Sara huffed again, and though I didn't see it, it certainly sounded like she'd stomped her foot. I watched her push her black-rimmed glasses up her nose. She didn't wear the glasses too often which was for the best, it really was. They made her look like she was inspecting something and never pleased with her findings. Her blonde hair was up in a ponytail with a few loose tendrils trapped behind the arm of her glasses. Those wisps were darker than the hair swept up into the ponytail, almost brown. And curly. I went back to the keyboard.
"Do you have other questions or is this it?"
"You stapled her face," she repeated.
This time, a metallic whine sounded from the curtain rod. She was still yanking the damn thing, her knuckles shining back at me, bony and white, as her fist tightened on the fabric. Her hands were petite, her fingers slim. Perfect for plastic surgery, I was sure. She was the substantial, sturdy kind of small—short, compact, could probably beat the shit out of a punching bag—and she needed a step stool to reach the table in the OR.

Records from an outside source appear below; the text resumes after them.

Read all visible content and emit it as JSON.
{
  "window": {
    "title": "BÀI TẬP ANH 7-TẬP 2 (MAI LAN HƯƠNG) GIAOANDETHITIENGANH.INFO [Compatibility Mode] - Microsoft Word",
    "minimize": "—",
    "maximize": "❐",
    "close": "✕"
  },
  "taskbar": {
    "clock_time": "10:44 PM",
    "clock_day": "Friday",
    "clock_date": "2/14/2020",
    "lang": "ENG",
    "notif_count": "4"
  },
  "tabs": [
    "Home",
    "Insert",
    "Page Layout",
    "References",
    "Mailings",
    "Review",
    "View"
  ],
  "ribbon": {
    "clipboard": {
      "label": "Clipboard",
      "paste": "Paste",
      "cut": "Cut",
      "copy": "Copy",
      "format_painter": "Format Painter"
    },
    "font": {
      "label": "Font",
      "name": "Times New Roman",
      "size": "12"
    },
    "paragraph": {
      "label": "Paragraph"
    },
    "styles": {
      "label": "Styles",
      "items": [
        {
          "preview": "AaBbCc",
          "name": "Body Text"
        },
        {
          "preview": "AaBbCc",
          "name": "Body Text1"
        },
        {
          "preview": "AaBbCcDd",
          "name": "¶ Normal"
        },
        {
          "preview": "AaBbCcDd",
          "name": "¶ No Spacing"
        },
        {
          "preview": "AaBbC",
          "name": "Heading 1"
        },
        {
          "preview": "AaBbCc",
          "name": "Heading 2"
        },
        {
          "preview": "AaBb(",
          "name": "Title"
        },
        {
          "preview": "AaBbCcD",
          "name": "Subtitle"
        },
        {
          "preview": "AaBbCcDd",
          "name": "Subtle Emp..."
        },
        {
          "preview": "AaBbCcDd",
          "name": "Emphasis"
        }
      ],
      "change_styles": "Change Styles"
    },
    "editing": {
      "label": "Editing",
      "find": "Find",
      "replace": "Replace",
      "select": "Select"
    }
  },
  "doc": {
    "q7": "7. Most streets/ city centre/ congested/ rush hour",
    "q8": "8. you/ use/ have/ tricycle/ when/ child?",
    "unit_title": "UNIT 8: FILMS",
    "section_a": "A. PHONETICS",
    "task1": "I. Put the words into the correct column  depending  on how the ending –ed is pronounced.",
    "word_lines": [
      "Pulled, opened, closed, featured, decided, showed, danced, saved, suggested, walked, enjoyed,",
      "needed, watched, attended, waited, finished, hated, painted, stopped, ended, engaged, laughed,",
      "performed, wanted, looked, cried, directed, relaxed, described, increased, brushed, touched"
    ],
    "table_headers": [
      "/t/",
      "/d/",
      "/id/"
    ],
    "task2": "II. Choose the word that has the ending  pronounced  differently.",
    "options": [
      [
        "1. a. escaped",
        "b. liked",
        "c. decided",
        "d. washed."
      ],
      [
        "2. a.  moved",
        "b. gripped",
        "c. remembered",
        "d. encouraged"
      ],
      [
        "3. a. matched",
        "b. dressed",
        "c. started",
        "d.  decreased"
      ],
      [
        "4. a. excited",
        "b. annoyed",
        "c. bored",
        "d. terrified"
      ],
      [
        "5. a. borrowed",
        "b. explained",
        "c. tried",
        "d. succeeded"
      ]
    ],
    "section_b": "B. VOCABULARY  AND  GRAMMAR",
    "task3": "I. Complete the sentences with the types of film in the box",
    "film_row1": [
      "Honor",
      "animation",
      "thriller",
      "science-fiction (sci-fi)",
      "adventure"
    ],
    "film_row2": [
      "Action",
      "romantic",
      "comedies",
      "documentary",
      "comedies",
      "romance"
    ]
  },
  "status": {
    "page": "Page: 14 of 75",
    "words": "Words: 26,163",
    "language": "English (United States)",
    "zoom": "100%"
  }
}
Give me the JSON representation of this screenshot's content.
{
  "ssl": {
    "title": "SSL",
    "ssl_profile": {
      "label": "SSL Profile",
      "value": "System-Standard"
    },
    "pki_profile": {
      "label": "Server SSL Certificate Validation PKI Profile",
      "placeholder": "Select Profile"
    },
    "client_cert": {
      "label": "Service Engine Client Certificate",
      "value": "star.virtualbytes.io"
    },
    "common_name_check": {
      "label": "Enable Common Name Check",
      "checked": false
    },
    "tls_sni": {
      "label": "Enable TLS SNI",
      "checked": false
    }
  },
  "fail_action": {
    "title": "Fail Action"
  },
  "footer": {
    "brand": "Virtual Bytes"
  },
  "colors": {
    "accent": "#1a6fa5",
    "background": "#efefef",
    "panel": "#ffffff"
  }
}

I'd never noticed her hands before. We saw each other in passing all the time though it was usually her big, messy, blonde bun that caught my attention. Couldn't miss it. We moved in the same group of friends too though we rarely talked. I could tell she was a bruiser behind all that outward sunshine. She'd be nice as hell but she'd cut you if you crossed her.
Not that I cared.
I spared her a glance as I returned to my notes. One last case and this annoying conversation to get through before I was done with this place for three whole days. "I suppose this is an inefficient way of telling me that—as far as plastics is concerned—staples are not the standard of care for such a case."
"I'm telling you that your staples were clumsy and careless."
I jerked my head up. I wasn't annoyed anymore. Now I was pissed. "I doubt that."
"You doubt—" She stopped herself, her lips pressed tight together and her shoulders sharp like she wouldn't tolerate my response. She stood tall—or as tall as a little bit like her could—her feet anchored a shoulder's width apart in a stance that said fuck around and find out.
I gave her a solid minute to finish that sentence. When she didn't, I said, "I staple lacerations all the time. If we're able to clean it up, we do, but we're also aware they can wait until we've saved the patient from dying on the table to make their superficial injuries look nice. I'm sure you can agree it's more important to stop a hemorrhage or preserve organ systems than wait for plastics to put a face back together."
Her eyes flashed as she drew in a breath. "Do you know anything about skin? Or suturing? Or healing? Because—"
"Especially when there's an orbital fracture involved," I continued. "Isn't that the entire reason for plastics and reconstructive surgery? To put things back together after the life-threatening priorities have been sorted?"
"What the hell is wrong with you?"
"Many things, but my treatment prioritization has never been one of them."
She would've continued her tirade, of this I was certain, if she hadn't delivered another feral yank to the curtain. Instead of further debate as to the hierarchy of interventions with trauma cases—and whether I knew my shit—she tore the curtain from its clips and dislodged the rod from the ceiling in the process.